The Grimy Depths Of 2009: Unsolicited Bonejacking On Freejack
– Freejack is the 1992 cyberpunk exercise that famously posits Mick Jagger as Victor Vacendak, ice cold “bonejacker” from the far off void of 2009 who uses time-bending technology to harvest the bodies of the young and virile for elderly clients who fear death’s inevitable chilling blade; to stave off guilt the bonejackers only bonejack the bodies of people they know are about to die; as intriguing as this concept is, you are never not aware that you are watching world famous rock n’ roll icon Mick Jagger (no matter how much Spaceballs-looking shit they put on him)
– if a person somehow survives a bonejacking and escapes into the grimy depths of 2009, they become what is known as a freejack; Emilio Estevez plays the freejack at the center of this yarn, a race car driver named Alex who is utterly bewildered after being zapped from certain death to eighteen years in the future; New York City has become a dystopian hellscape—you know because people are playing Ministry records in broad daylight!—and he’s instantly a wanted man; thankfully Alex has a devil may care attitude and is also pretty quick with a one liner
– the strangest part of Freejack’s 2009 is that no one Alex knows has aged over the course of nearly two decades; apparently the culture of bonejacking is good for the skin
– Freejack is more plausible and absorbing than you’d expect a cyberpunk movie starring one of the Rolling Stones to be but it will also reinforce in you the notion that Blade Runner is a fucking act of god
– yes, Anthony Hopkins is also in Freejack, and more power to him for it
– this film seems like the perfect property to reboot as prestige television; imagine Zac Efron as the latest freejack, desperately searching for Emilio’s character, the only key to both their survival; also, Mick Jagger in that leather trench coat again, mewling out classic remarks like, “Just when I think I’m done with bonejacking, they pull me back in.”
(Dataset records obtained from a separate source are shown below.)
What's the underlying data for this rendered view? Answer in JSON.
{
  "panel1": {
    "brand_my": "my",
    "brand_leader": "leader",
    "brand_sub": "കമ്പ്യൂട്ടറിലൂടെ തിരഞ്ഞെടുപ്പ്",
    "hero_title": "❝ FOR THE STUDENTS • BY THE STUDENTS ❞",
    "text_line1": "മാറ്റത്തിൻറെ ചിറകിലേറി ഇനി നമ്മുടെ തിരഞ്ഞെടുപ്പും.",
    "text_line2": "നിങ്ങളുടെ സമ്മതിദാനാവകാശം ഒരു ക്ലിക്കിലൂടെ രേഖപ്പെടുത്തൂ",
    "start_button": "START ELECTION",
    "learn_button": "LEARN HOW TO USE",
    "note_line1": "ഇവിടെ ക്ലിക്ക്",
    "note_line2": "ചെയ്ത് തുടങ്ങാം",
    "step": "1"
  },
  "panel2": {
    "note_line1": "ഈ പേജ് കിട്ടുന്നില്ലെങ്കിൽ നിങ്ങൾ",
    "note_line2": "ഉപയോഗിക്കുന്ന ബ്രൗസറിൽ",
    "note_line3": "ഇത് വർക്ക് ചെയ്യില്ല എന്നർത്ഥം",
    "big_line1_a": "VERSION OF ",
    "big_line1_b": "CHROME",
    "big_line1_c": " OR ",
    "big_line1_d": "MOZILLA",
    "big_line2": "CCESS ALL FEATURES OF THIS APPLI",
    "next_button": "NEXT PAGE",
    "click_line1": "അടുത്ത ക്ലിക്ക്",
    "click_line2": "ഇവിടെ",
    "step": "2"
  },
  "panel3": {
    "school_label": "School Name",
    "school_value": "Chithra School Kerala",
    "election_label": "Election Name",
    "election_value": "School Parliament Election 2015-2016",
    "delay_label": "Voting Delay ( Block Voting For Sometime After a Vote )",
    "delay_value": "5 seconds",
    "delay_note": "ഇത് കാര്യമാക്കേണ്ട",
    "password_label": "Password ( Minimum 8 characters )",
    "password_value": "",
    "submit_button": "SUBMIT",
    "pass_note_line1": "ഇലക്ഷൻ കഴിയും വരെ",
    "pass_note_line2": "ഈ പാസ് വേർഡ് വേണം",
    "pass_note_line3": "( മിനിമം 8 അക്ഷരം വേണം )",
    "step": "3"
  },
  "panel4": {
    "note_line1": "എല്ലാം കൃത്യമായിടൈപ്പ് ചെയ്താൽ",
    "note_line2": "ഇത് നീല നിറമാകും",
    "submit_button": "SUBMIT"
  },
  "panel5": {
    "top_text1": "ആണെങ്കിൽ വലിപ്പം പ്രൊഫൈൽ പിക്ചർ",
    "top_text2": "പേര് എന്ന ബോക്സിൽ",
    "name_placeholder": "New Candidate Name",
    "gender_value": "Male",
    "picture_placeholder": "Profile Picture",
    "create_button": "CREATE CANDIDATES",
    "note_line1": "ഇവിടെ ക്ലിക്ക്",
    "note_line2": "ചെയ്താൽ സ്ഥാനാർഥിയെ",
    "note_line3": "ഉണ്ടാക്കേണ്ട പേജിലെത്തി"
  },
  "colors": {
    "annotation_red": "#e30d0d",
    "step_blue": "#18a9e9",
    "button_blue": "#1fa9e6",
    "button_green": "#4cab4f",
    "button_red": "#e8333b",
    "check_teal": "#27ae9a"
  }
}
Who’s Playing Dollar Bill?
I’ve listened to enough black metal to know Odin is the taco supreme of gods in ancient Norse mythology. Still, I looked at this Thor 2 poster today and my immediate reaction was, “‘Anthony Hopkins as Coin?’ Who the fuck is Coin?” It may be time to go to the eye doctor again.
Unrelated: I’m way into Natalie Portman’s armor sleeves. So European.